García Márquez's father insisted he study law but he dropped out, bored, and dedicated himself to journalism.
His writing was constantly guided by his leftist political views, forged in large part by a 1928 military massacre near Aracataca of banana workers striking against United Fruit Co., which later became Chiquita. He was also greatly influenced by the assassination two decades later of Jorge Eliecer Gaitan, a galvanizing leftist presidential candidate.
He lived several years in Europe, then returned to Colombia in 1958 to marry Mercedes Barcha, a neighbor from childhood days. They had two sons, Rodrigo, a film director, and Gonzalo, a graphic designer.
After a 1981 run-in with Colombia's government in which he was accused of sympathizing with M-19 rebels and sending money to a Venezuelan guerrilla group, the writer moved to Mexico City, which was his main home for the rest of his life.
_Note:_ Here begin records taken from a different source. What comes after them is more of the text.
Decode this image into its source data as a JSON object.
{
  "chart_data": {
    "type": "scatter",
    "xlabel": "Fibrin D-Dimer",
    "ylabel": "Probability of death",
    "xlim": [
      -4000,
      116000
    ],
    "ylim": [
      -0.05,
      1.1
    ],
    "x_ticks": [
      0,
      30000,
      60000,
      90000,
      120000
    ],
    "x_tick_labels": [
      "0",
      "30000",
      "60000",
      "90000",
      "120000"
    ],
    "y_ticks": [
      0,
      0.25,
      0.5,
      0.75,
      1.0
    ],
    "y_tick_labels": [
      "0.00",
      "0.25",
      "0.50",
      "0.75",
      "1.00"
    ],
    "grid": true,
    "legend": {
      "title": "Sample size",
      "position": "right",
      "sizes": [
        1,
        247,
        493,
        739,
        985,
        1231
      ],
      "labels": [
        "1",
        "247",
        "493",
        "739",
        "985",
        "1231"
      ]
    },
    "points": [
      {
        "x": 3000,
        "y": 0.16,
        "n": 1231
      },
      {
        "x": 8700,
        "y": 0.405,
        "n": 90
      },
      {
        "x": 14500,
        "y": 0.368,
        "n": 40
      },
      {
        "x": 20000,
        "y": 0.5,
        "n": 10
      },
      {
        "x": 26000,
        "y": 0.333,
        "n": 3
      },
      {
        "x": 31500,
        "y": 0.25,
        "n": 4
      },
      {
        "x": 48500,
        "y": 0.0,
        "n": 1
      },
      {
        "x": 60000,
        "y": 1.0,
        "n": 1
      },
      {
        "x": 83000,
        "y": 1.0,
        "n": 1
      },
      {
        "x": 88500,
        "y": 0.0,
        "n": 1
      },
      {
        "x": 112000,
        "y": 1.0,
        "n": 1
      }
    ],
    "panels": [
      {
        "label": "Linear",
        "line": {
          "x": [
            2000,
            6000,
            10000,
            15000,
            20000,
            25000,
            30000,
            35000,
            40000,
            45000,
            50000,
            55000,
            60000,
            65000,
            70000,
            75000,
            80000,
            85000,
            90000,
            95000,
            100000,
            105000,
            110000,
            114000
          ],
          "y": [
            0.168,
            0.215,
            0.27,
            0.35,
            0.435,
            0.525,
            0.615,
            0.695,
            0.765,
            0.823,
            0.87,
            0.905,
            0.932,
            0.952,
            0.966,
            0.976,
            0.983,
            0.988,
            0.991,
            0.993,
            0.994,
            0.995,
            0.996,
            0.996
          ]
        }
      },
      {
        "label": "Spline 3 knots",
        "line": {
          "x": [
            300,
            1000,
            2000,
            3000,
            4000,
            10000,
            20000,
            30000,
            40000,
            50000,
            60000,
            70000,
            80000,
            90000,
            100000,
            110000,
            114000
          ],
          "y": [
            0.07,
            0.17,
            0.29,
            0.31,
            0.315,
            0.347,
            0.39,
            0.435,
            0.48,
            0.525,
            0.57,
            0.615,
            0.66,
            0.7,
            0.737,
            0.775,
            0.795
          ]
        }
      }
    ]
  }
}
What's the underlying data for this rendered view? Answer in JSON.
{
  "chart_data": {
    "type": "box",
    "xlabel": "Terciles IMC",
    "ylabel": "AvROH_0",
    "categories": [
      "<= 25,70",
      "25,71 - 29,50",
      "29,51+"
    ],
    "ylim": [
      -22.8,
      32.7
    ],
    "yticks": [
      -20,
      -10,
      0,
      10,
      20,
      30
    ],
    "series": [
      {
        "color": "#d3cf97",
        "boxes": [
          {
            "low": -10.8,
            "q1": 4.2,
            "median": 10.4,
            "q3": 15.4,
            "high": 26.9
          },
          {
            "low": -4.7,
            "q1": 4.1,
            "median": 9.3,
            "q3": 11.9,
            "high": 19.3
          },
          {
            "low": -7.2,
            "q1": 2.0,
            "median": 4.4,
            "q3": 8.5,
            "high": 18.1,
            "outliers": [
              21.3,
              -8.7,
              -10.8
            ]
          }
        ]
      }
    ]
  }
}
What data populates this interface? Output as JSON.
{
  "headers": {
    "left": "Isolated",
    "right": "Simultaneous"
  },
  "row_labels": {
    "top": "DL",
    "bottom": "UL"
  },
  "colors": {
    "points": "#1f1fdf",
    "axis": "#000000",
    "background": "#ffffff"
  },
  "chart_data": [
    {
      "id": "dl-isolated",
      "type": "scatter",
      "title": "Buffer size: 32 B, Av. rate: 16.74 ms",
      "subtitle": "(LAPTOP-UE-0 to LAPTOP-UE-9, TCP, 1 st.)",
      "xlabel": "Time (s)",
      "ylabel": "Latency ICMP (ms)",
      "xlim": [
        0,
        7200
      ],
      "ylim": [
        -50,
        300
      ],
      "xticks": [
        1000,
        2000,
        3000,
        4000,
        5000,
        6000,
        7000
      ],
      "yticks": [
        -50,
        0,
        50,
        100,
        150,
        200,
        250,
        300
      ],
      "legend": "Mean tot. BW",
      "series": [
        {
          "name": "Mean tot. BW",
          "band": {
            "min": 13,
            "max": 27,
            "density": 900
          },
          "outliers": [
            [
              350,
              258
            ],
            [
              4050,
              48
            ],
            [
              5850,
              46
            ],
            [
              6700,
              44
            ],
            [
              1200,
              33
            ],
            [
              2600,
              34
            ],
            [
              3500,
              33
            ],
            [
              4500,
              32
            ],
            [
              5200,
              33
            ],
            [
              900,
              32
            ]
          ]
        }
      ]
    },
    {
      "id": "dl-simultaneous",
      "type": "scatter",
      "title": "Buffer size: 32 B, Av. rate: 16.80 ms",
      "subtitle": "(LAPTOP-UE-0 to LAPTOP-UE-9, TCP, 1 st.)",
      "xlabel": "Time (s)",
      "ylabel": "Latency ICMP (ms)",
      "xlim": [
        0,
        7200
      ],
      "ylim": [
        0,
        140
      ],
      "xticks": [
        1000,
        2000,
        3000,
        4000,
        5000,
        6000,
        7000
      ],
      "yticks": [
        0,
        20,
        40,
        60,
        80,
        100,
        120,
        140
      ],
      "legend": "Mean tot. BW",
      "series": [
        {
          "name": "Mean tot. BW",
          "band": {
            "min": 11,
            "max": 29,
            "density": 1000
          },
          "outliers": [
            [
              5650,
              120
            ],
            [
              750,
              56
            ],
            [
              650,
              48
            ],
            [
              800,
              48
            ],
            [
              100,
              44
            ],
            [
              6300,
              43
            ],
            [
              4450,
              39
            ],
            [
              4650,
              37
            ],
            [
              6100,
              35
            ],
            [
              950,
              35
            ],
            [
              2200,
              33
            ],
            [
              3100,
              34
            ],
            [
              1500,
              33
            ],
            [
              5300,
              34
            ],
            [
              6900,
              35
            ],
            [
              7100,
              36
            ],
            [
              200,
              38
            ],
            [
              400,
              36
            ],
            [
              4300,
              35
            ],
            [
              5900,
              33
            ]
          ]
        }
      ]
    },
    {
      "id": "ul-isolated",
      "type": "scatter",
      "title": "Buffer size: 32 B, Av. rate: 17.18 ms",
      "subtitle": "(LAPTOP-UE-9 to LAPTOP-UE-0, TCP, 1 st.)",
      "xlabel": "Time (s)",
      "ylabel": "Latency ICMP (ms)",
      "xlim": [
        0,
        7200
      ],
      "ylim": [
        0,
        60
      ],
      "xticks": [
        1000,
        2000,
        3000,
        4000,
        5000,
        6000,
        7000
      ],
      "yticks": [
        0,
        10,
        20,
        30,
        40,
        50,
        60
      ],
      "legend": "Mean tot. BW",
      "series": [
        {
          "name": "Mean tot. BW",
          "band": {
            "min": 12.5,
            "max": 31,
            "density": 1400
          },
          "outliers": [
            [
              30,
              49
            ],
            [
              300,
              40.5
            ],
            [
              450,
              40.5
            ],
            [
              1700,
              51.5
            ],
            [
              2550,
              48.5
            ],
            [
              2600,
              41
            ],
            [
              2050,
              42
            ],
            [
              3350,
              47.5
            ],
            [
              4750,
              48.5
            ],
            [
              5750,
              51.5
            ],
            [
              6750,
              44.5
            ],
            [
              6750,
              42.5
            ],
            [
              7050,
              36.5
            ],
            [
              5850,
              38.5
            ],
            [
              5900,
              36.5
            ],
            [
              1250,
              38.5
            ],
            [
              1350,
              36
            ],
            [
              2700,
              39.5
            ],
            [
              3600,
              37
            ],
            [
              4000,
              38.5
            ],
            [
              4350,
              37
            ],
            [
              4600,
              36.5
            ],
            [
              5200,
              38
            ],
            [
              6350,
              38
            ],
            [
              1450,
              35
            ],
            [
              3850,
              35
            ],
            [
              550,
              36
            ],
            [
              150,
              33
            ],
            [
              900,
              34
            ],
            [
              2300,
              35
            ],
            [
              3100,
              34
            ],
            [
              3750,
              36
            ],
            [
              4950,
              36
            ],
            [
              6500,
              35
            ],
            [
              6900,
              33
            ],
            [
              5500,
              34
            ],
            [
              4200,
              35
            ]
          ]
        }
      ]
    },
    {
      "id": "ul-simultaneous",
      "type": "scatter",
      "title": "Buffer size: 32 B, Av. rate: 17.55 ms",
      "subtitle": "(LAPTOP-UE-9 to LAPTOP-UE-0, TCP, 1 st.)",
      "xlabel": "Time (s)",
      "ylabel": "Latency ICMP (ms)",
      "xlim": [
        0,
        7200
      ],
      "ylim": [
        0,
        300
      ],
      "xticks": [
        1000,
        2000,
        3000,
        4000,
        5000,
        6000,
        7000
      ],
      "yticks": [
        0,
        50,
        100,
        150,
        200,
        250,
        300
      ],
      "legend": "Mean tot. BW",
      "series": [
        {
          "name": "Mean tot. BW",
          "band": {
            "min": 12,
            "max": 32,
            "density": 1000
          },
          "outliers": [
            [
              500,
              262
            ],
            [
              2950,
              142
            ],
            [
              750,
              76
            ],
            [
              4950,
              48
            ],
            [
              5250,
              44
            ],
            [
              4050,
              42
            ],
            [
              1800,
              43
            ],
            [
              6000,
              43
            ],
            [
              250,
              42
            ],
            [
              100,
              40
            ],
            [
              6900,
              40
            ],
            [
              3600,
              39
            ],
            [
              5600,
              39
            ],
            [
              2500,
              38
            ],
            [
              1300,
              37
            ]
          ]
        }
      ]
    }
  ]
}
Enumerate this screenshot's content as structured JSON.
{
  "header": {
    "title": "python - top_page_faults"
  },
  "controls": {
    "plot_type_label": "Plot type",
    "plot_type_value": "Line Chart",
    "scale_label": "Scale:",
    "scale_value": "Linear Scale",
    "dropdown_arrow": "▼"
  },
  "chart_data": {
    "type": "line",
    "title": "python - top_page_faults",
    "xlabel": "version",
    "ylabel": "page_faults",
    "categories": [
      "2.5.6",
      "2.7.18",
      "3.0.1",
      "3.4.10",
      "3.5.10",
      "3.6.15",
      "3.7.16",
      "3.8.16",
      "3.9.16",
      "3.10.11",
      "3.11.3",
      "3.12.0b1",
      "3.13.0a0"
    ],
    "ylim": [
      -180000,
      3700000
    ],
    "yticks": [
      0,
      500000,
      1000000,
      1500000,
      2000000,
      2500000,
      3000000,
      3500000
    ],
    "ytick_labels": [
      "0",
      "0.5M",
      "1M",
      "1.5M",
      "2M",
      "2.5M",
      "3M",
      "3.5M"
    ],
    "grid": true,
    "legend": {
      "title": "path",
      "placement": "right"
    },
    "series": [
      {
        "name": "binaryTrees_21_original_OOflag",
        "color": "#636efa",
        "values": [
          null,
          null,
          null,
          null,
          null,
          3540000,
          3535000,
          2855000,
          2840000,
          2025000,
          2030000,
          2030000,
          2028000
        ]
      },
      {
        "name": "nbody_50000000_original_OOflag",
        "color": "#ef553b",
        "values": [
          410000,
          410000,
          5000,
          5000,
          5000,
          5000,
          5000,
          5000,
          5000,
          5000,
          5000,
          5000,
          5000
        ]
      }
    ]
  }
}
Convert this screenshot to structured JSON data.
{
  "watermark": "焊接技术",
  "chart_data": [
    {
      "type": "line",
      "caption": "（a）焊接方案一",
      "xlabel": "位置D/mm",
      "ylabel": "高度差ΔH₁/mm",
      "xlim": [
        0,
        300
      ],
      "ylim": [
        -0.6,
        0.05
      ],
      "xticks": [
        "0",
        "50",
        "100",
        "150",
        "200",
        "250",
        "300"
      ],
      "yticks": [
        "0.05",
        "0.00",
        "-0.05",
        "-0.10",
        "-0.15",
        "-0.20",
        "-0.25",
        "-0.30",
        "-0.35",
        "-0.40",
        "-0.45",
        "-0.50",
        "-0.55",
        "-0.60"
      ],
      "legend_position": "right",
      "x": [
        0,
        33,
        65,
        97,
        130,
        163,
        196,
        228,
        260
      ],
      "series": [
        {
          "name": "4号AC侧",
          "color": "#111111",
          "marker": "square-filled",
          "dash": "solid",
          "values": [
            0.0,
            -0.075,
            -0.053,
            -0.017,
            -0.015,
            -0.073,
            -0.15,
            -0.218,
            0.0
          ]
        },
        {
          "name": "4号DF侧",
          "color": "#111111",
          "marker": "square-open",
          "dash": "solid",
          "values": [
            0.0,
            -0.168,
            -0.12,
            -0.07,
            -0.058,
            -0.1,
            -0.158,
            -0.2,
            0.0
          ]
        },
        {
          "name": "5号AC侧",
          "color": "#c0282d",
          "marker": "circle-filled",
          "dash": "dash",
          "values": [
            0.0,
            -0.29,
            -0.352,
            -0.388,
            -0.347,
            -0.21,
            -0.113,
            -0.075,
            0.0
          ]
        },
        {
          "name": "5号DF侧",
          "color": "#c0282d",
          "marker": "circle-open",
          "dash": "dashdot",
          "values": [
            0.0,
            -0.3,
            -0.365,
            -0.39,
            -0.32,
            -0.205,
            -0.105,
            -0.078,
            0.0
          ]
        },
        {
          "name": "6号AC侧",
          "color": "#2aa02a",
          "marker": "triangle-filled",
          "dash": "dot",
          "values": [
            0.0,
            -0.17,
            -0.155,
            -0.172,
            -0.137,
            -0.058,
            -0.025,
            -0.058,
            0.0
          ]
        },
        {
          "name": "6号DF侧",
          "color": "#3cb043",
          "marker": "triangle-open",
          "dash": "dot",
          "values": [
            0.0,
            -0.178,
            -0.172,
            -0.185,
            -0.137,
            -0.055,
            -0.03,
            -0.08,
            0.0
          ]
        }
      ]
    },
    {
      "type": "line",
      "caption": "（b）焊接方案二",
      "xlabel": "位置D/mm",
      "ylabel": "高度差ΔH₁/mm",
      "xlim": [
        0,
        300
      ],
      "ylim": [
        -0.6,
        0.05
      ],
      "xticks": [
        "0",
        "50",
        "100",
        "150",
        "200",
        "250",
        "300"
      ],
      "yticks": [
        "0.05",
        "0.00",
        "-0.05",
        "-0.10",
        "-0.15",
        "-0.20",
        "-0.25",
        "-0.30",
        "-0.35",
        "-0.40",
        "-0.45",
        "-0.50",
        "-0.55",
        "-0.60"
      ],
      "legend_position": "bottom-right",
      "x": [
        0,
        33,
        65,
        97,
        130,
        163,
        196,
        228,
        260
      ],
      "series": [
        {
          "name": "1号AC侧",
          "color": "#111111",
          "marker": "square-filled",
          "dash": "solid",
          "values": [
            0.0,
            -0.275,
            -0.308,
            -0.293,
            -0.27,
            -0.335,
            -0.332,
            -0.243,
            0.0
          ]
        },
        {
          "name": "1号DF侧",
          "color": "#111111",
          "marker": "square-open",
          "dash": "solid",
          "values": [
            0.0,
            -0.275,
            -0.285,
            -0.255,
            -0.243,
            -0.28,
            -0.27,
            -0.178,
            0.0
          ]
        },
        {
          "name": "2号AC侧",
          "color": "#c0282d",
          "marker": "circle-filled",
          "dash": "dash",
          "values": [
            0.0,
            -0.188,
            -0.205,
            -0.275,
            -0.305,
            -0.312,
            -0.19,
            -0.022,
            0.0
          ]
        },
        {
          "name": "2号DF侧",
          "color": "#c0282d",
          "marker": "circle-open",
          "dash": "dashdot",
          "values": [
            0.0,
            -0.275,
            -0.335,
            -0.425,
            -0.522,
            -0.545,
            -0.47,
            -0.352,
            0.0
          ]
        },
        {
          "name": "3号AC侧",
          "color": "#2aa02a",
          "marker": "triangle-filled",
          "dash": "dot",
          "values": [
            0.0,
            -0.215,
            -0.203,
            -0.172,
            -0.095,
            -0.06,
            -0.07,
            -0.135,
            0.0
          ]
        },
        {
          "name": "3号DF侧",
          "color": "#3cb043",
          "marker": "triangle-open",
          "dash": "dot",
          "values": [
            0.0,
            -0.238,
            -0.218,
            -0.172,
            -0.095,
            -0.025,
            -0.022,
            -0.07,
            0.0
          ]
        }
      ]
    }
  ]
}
García Márquez famously feuded with Vargas Llosa, who punched him in a 1976 fight outside a Mexico City movie theater. Neither ever publicly discussed the reason for the altercation.
"A great man has died, one whose works gave the literature of our language great reach and prestige," Vargas Llosa said Thursday in a television interview, his voice shaking and face hidden by sunglasses and a baseball cap.
Struggling with poverty through much of his adult life, García Márquez was somewhat transformed by his later fame and wealth. A bon vivant with an impish personality, he was a gracious host who animatedly recounted long stories to guests.
He spent more time in Colombia in his later years, founding the journalism institute in the walled colonial port city of Cartagena, where he kept a home.
García Márquez turned down offers of diplomatic posts and spurned attempts to draft him to run for Colombia's presidency, though he did get involved in peace mediation efforts between the government and leftist rebels.
In 1998, already in his 70s, he fulfilled a lifelong dream by buying a majority interest in the Colombian newsmagazine Cambio with his Nobel prize money. Before falling ill with lymphatic cancer the next year, he contributed prodigiously to the magazine.
"I'm a journalist. I've always been a journalist," he told the AP at the time. "My books couldn't have been written if I weren't a journalist because all the material was taken from reality."